宋行雖然很想挖掘這個故事,但他本身卻不是一個八卦的人,更何況這少年的身上有一種天生的拒人千裡的氣質,再沒把握的情況下,他也不便冒然相詢。
“你就是宋公子吧?不知道能不能幫我寫封信!”一個怯怯的聲音在身後響起, 慢慢地回過頭來,卻見一位老實巴交的村婦雙手托著紙筆,怯怯地望著自己。
助人為樂且不費吹灰之力的事,宋行向來是比較喜歡做的,想都未想便滿口答應了,信裡的內容其實非常簡單,無非就是娃他爹,娃很好很之類的。
只是讓宋行感到奇怪的是,找人寫信為啥還要帶著筆墨紙硯,而且以宋行不太內行的眼光來看,無論是紙筆,還是墨硯,都是不錯的珍品,至少好過釣魚山那群娃的。

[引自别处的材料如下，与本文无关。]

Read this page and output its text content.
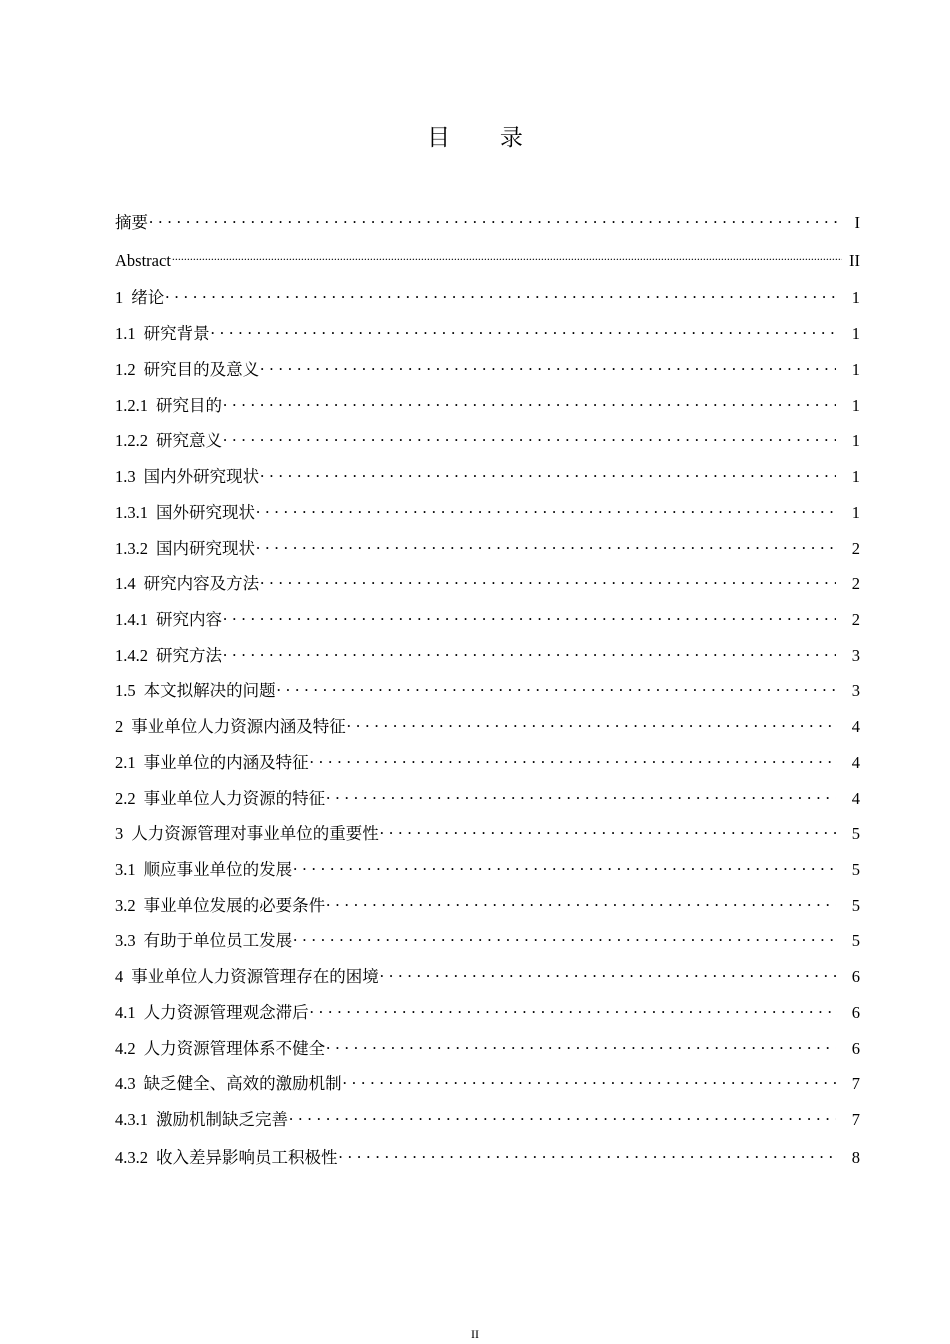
目 录
摘要 . . .	I
Abstract .....	II
1 绪论 . . .	1
1.1 研究背景 . . .	1
1.2 研究目的及意义 . . .	1
1.2.1 研究目的 . . .	1
1.2.2 研究意义 . . .	1
1.3 国内外研究现状 . . .	1
1.3.1 国外研究现状 . . .	1
1.3.2 国内研究现状 . . .	2
1.4 研究内容及方法 . . .	2
1.4.1 研究内容 . . .	2
1.4.2 研究方法 . . .	3
1.5 本文拟解决的问题 . . .	3
2 事业单位人力资源内涵及特征 . . .	4
2.1 事业单位的内涵及特征 . . .	4
2.2 事业单位人力资源的特征 . . .	4
3 人力资源管理对事业单位的重要性 . . .	5
3.1 顺应事业单位的发展 . . .	5
3.2 事业单位发展的必要条件 . . .	5
3.3 有助于单位员工发展 . . .	5
4 事业单位人力资源管理存在的困境 . . .	6
4.1 人力资源管理观念滞后 . . .	6
4.2 人力资源管理体系不健全 . . .	6
4.3 缺乏健全、高效的激励机制 . . .	7
4.3.1 激励机制缺乏完善 . . .	7
4.3.2 收入差异影响员工积极性 . . .	8
II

不知是村婦太老實還是太誇張,這封信前前後後都沒寫到百個字,而這村婦說的“謝謝”卻至少有兩百個。
待紙上的筆墨風乾,宋行將信折好交給村婦,那村婦接在手中,歡天喜歡地穿過另條小巷,來到西大街,卻見梁爽正斜著身子倚在馬車架上,而那個春花正不停地朝她招手。

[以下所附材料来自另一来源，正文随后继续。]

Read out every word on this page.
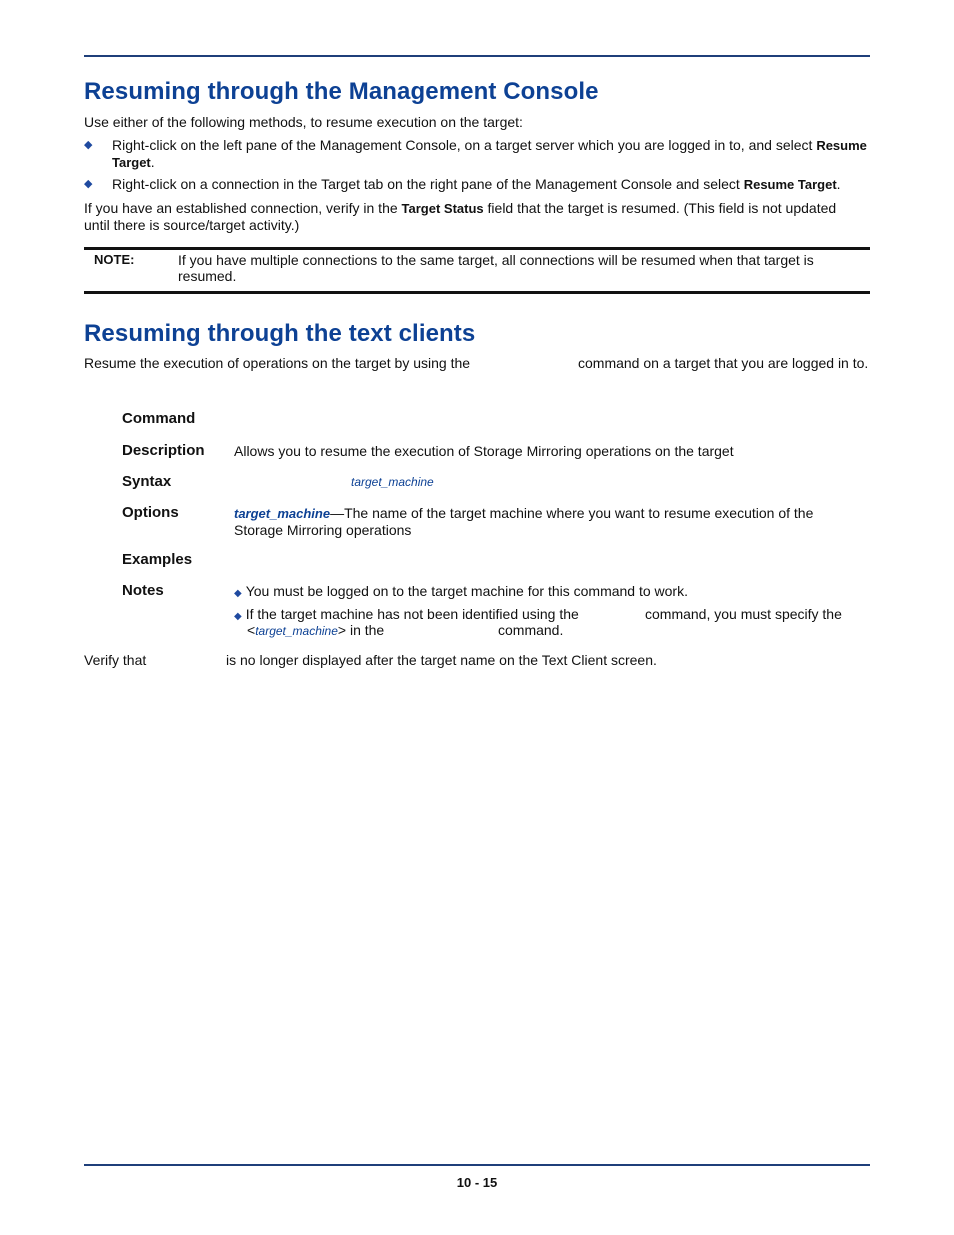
Resuming through the Management Console

Use either of the following methods, to resume execution on the target:

◆ Right-click on the left pane of the Management Console, on a target server which you are logged in to, and select Resume
Target.
◆ Right-click on a connection in the Target tab on the right pane of the Management Console and select Resume Target.
If you have an established connection, verify in the Target Status field that the target is resumed. (This field is not updated
until there is source/target activity.)
NOTE:	If you have multiple connections to the same target, all connections will be resumed when that target is
resumed.
Resuming through the text clients

Resume the execution of operations on the target by using the	command on a target that you are logged in to.

Command
Description Allows you to resume the execution of Storage Mirroring operations on the target

Syntax	target_machine

Options	target_machine—The name of the target machine where you want to resume execution of the
Storage Mirroring operations
Examples
Notes	◆ You must be logged on to the target machine for this command to work.
◆ If the target machine has not been identified using the	command, you must specify the

<target_machine> in the	command.

Verify that	is no longer displayed after the target name on the Text Client screen.

10 - 15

快步來到梁爽面前,還沒待她開口,春花便伸手接過她手中的書信,順便扔給她一錠銀子,那村婦捧著那錠銀子,連筆墨都不要,喜孜孜地走了。
打開宋行寫的信,只見上面的字亂糟糟的,就跟狗刨似的,笑得她主仆二人幾乎喘不過氣來,好半晌才聽春花道:“小姐,咱們先別笑了,想想接下來該怎麽辦吧?”
“還能怎麽辦?當然是給他發請帖羅!”梁爽在說這話的時候,嘴角不自然地流露出一絲奇怪的笑意。